Uma das ações mais recentes da CIJ foi a visita ao NAI de Fortaleza (CE), instituído em 2016, e que atua hoje como modelo para instalação de outros núcleos no país. “A visita ao NAI do Ceará serviu para fortalecer o entendimento da necessidade de articulação entre os atores públicos para efetiva consolidação do atendimento socioeducativo, interagindo de uma forma palpável, com uma prática intersetorial, que vem impactando de forma sistemática a vida dos adolescentes”, explicou a assistente social Conceição Prado, representante da CIJ na visita.
Conforme a juíza Iracy Mangueira, responsável pela CIJ, a criação dos NAIs é uma iniciativa baseada na Recomendação 87/2021 do Conselho Nacional de Justiça (CNJ), que tem o intuito de regulamentar o dispositivo legal do Estatuto da Criança e do Adolescente (ECA) e apontar as diretrizes para que o Poder Judiciário implemente o atendimento inicial integrado ao adolescente.
Em Sergipe, segundo a magistrada, existe uma minuta de termo de cooperação que tramita entre os cooperantes do projeto. “Uma vez esse termo assinado, será elaborado um plano de trabalho e será constituído um comitê gestor para a elaboração do regimento interno e também para a articulação a respeito da implantação arquitetônica do serviço”, afirmou Iracy.
A integração no NAI é formada por órgãos do Poder Judiciário, Ministério Público, Defensoria Pública, Segurança Pública e Assistência Social, que se colocam preferencialmente em um mesmo local, agilizando o atendimento a esse adolescente.

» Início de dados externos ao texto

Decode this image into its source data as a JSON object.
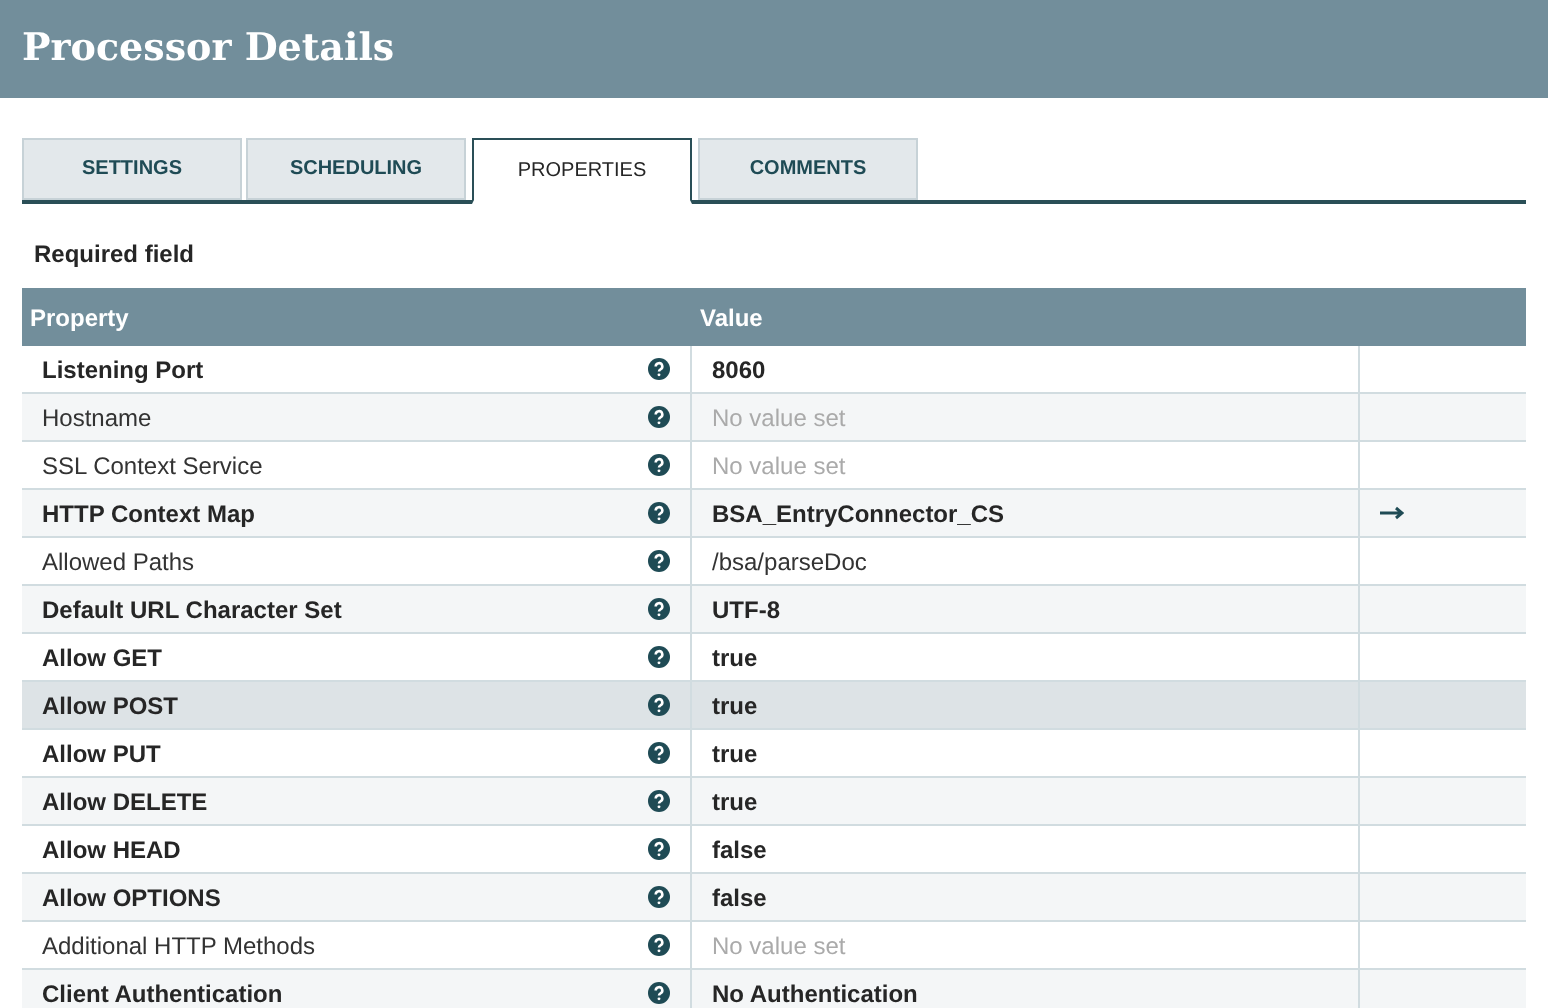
{
  "window": {
    "title": "Processor Details"
  },
  "tabs": [
    {
      "label": "SETTINGS",
      "selected": false
    },
    {
      "label": "SCHEDULING",
      "selected": false
    },
    {
      "label": "PROPERTIES",
      "selected": true
    },
    {
      "label": "COMMENTS",
      "selected": false
    }
  ],
  "required_note": "Required field",
  "table": {
    "columns": [
      "Property",
      "Value"
    ],
    "rows": [
      {
        "name": "Listening Port",
        "required": true,
        "value": "8060",
        "value_set": true,
        "link": false,
        "selected": false
      },
      {
        "name": "Hostname",
        "required": false,
        "value": "No value set",
        "value_set": false,
        "link": false,
        "selected": false
      },
      {
        "name": "SSL Context Service",
        "required": false,
        "value": "No value set",
        "value_set": false,
        "link": false,
        "selected": false
      },
      {
        "name": "HTTP Context Map",
        "required": true,
        "value": "BSA_EntryConnector_CS",
        "value_set": true,
        "link": true,
        "selected": false
      },
      {
        "name": "Allowed Paths",
        "required": false,
        "value": "/bsa/parseDoc",
        "value_set": true,
        "link": false,
        "selected": false
      },
      {
        "name": "Default URL Character Set",
        "required": true,
        "value": "UTF-8",
        "value_set": true,
        "link": false,
        "selected": false
      },
      {
        "name": "Allow GET",
        "required": true,
        "value": "true",
        "value_set": true,
        "link": false,
        "selected": false
      },
      {
        "name": "Allow POST",
        "required": true,
        "value": "true",
        "value_set": true,
        "link": false,
        "selected": true
      },
      {
        "name": "Allow PUT",
        "required": true,
        "value": "true",
        "value_set": true,
        "link": false,
        "selected": false
      },
      {
        "name": "Allow DELETE",
        "required": true,
        "value": "true",
        "value_set": true,
        "link": false,
        "selected": false
      },
      {
        "name": "Allow HEAD",
        "required": true,
        "value": "false",
        "value_set": true,
        "link": false,
        "selected": false
      },
      {
        "name": "Allow OPTIONS",
        "required": true,
        "value": "false",
        "value_set": true,
        "link": false,
        "selected": false
      },
      {
        "name": "Additional HTTP Methods",
        "required": false,
        "value": "No value set",
        "value_set": false,
        "link": false,
        "selected": false
      },
      {
        "name": "Client Authentication",
        "required": true,
        "value": "No Authentication",
        "value_set": true,
        "link": false,
        "selected": false
      }
    ]
  }
}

Também estavam presentes na visita ao NAI de Fortaleza representantes da Fundação Renascer, que presta atendimento socioeducativo a adolescentes em conflito com a lei. “Durante a visita representantes de Sergipe puderam explorar os detalhes da central de vagas, compreendendo como o NAI realiza as alocações estratégicas de recursos para atender as demandas específicas da comunidade socioeducativa”, relatou o diretor operacional da Fundação Renascer, Cléber Pinto.